Ryan Schneider wrote this for the official Ironman blog and it’s a really good read. In it he writes; after completing an Ironman…

“…It’s the race to mental recovery, where swim, bike and run are replaced with joy, pain and angst…”

In a slightly more bizarre article Ironmate describes a number of ways to overcome the lows;

“…Don’t ignore feelings listen to your mind and body. Sleep in and do not feel guilty, this is part of your reward. Enjoy not having a target to aim for…”

So, rest and recovery then. Easy right? No.
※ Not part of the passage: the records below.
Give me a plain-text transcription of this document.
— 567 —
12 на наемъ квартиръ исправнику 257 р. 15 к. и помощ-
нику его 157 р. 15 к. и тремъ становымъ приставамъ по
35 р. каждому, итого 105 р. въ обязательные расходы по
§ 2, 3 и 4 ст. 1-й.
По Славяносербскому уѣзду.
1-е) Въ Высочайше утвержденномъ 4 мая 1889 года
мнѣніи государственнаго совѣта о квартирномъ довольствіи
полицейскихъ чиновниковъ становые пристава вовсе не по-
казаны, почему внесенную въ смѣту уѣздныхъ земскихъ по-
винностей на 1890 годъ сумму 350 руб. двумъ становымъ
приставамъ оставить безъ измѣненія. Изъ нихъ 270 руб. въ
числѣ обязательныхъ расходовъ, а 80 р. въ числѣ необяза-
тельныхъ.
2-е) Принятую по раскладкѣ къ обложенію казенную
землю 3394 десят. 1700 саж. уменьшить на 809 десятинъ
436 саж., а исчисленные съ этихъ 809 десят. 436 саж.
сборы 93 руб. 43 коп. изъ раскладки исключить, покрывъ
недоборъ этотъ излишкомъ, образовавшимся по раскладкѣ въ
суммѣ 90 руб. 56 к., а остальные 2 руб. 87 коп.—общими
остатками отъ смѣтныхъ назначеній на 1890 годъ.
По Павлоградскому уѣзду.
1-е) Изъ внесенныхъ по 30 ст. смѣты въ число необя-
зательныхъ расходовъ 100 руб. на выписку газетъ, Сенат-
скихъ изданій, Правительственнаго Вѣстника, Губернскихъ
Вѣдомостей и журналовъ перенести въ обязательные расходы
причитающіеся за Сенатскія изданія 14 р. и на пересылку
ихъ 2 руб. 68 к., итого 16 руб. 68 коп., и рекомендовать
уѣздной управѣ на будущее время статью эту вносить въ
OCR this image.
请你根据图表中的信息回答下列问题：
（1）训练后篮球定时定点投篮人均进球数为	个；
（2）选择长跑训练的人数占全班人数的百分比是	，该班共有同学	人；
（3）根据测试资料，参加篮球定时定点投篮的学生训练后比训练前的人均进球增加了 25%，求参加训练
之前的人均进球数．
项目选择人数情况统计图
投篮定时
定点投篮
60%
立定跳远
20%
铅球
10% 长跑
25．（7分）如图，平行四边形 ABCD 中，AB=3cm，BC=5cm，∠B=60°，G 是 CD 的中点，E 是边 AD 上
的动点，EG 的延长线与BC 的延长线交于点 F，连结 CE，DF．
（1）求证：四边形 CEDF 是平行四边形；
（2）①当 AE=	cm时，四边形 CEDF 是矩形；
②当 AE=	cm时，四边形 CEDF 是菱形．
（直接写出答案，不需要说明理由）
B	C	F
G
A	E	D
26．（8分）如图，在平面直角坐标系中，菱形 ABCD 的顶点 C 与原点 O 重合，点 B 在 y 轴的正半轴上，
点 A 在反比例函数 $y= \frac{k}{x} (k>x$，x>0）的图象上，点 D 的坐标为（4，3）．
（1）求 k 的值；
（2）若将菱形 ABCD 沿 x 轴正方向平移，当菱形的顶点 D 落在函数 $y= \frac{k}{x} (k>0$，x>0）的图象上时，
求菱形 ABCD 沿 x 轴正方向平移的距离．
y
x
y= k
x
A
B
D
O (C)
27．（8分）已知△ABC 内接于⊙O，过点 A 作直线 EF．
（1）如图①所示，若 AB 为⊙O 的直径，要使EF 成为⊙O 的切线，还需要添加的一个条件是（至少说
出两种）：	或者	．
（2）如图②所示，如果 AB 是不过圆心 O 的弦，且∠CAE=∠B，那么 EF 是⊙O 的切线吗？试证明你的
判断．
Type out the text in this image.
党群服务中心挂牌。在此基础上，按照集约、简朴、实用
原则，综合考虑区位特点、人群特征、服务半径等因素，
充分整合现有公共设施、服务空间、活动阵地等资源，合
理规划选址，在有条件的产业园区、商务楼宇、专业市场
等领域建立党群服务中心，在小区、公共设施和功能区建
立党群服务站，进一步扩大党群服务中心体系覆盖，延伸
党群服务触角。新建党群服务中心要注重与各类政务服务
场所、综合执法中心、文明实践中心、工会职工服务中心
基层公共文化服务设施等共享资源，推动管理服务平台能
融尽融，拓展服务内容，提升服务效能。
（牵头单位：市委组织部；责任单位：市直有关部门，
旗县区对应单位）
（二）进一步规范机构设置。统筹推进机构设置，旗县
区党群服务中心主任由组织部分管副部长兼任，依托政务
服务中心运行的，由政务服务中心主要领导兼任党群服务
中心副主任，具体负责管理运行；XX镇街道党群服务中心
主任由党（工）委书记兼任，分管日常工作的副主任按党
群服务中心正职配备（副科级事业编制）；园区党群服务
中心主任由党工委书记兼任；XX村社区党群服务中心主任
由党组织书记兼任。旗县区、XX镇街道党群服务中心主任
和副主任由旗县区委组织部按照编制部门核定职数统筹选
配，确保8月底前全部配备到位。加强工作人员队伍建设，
I’m guessing if you’ve done an Ironman you won’t be good at R&R. I’m not. But I’m learning. I’ve since talked this through with my swim coach and mentor Keith, of the SwimShed and here are my six key take-aways from our conversation:

  1. Keep fit but don’t over do it – Go running, cycling, swimming but do it because you enjoy it.
  2. Set a realistic deadline for recovery – 4, 6, 8 weeks, whatever, but use the time to explore the next goals.
  3. Try something completely different – Think about getting out of your comfort zone. Ironman was all about overcoming the unknown.
  4. Consider what’s right for you and your family – It’s not just about you (I’m always guilty of this).
  5. Write everything down – This seems to work for others too, I’ve found writing my experiences down to be massively fulfilling.
  6. Enjoy the rest – just chill the f*ck out, you’ve earned it!

To have a goal that is to ‘not have a goal’ for a short period of time, for a goal oriented-fella like me this is genius.

I’ve given myself until the beginning of October to break it all down and put it all back together again. I’ll talk things through with anyone who’ll listen and I’ll come up with a plan that works for my whole family.

Do I really have the blues? Nah, I don’t think so. Not now I understand it anyway.

Do I honestly believe I could have gone faster at IM Austria? Yes, probably. Do I really think I should have tried harder? No, definitely not. My goals were clear, I was alive in the moment, I enjoyed the journey immensely and I achieved everything I set myself. And that’s thing for me… having goals no matter what they are.

What’s keeping those blues at bay is my new goal… the ‘thinking about the next goal’ goal… I have until October 1st.